Na área da Caesa, vazamento de água se prolonga há mais de dois meses, e prejudica cidade

Água vazando cai em adutoras
Quem trafega pela Avenida Brasília, acompanhando o muro lateral que limita a área que consiste a Estação Adutora de Abastecimento de água da Caesa em Santana (entre as Ruas Adálvaro Cavalcanti e Ubaldo Figueira), já deve ter notado um inusitado vazamento de água que vem ocorrendo de uma das redes adutoras da Companhia. 

Situado na parte superior de uma das caixas de distribuição de água, o vazamento vem derramando dezenas de litros do produto, assim despejado em cima de outra adutora. 

“É dia e noite que esse vazamento vem derramando água sem parar. Antes, essa água vinha cair no meio da rua e prejudicava a passagem dos carros, daí consertaram o problema, e agora voltou a vazar sem parar, e fica mais forte o vazamento quando anoitece”, comentou o autônomo Francisco Soares. 

Segundo Francisco, que reside nas proximidades da Estação Central da Caesa em Santana, a pressão gerada pelo vazamento hídrico – principalmente no horário da noite – tem até assustado as pessoas que moram próximo do local. 

Água vazada cai sobre outros tanques da Caesa
“Quando passa das 11hs da noite, a força da água que está vazando aumenta tanto que até escutamos alguns estrondo que devem ser da bomba que está pressionando a saída desse produto.
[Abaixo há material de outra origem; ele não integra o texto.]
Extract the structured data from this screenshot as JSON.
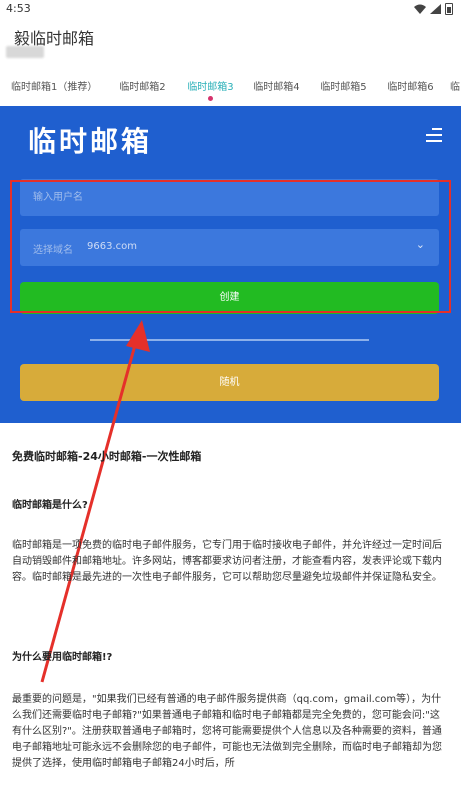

Vai chegar uma hora que essa bomba não vai aguentar essa força de bombear tanto”, alertou o autônomo. 

Dois meses
Inaugurada em março de 2014, a atual rede de distribuição de água da Caesa atende mais de 10 bairros situados na área urbana da cidade, somando uma população superior a 40 mil pessoas beneficiadas. 

Porém, segundo moradores da estação da Caesa-STN, o referido vazamento começou há cerca de dois meses, com o possível rompimento da caixa metálica que abastece parte do bairro Nova Brasília.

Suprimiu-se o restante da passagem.